If you navigate to Security Groups you should be able to see a small flag on the resource that will show you it’s being manged. If you click on a managed resource you will see the available managed actions.

Under the actions you can click to see the resource definition that Spinnaker has for that resource. You can also see the history of that resource. The history view shows every diff Spinnaker has seen, and every action taken to resolve that diff.

Find Your Resource ID

For some API calls you need the resource ID. You can find this by clicking on the resource in the UI, and then clicking on Resource Actions -> Raw Source (right side on the panel that pops out). The ID will be in the the metadata section and will be human readable, like ec2:cluster:test:keeldemo-main.

Pausing Management

Sometimes you need to take a break. Maybe there’s a problem you’re trying to diagnose and you need Spinnaker to stop taking actions on a resource. Maybe there’s a bug and it’s preventing you from using Spinnaker to manage resources. That’s ok! It’s easy to pause management.

Navigate to your application in Spinnaker and click on the CONFIG tab in the top right. If you have 1 or more managed resources, a section will appear called Managed Resources. That section contains a pause/resume button which you can use to stop and start management of your Resources.

Cleaning Up / Opting Out

If you don’t want Spinnaker to manage your resource declaratively anymore you can delete the declarative config from Spinnaker:

DELETE /managed/delivery-configs/{deliveryConfigName}

This endpoint is available in the Swagger UI as well.

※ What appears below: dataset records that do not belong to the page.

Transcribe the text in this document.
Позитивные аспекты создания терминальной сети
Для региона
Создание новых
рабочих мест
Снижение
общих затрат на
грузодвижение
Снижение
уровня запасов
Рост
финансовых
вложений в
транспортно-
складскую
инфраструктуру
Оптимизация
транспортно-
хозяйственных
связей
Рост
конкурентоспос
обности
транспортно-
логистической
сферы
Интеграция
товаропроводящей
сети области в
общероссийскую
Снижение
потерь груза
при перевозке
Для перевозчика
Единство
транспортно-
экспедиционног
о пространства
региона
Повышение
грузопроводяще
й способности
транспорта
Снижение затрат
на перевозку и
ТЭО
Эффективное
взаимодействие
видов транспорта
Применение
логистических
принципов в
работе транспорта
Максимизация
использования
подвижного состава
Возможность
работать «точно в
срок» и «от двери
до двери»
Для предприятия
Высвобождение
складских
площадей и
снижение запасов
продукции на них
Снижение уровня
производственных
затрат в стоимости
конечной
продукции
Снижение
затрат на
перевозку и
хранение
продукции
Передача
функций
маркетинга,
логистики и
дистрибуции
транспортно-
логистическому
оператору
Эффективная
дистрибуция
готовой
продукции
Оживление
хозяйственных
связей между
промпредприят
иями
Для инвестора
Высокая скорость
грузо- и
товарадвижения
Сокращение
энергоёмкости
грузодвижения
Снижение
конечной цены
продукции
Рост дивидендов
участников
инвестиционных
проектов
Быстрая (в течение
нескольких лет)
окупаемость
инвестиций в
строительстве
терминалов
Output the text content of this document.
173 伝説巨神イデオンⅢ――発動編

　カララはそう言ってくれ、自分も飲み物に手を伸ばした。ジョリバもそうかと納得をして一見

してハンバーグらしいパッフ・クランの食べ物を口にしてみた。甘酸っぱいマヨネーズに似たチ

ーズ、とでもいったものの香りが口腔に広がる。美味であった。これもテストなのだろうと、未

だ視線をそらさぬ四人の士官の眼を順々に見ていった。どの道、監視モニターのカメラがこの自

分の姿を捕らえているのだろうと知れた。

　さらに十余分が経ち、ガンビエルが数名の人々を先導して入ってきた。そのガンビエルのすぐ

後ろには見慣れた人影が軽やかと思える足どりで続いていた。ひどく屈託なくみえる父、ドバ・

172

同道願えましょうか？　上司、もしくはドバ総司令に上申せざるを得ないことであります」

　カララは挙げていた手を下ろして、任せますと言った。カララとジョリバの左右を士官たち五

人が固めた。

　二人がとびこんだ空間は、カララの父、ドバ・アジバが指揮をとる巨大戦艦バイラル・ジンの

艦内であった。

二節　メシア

This will not delete the underlying infrastructure that was previously in your delivery config. It will only delete the managed definition and stop Spinnaker from taking action. Use the Spinnaker UI to delete any resources you created.

Next Steps

Hooray! You created your first managed resource. If you’d like, you can follow these same steps to create clusters, load balancers, and security groups for your application. You can add resources to the environment you’ve created by added them to the list of resources.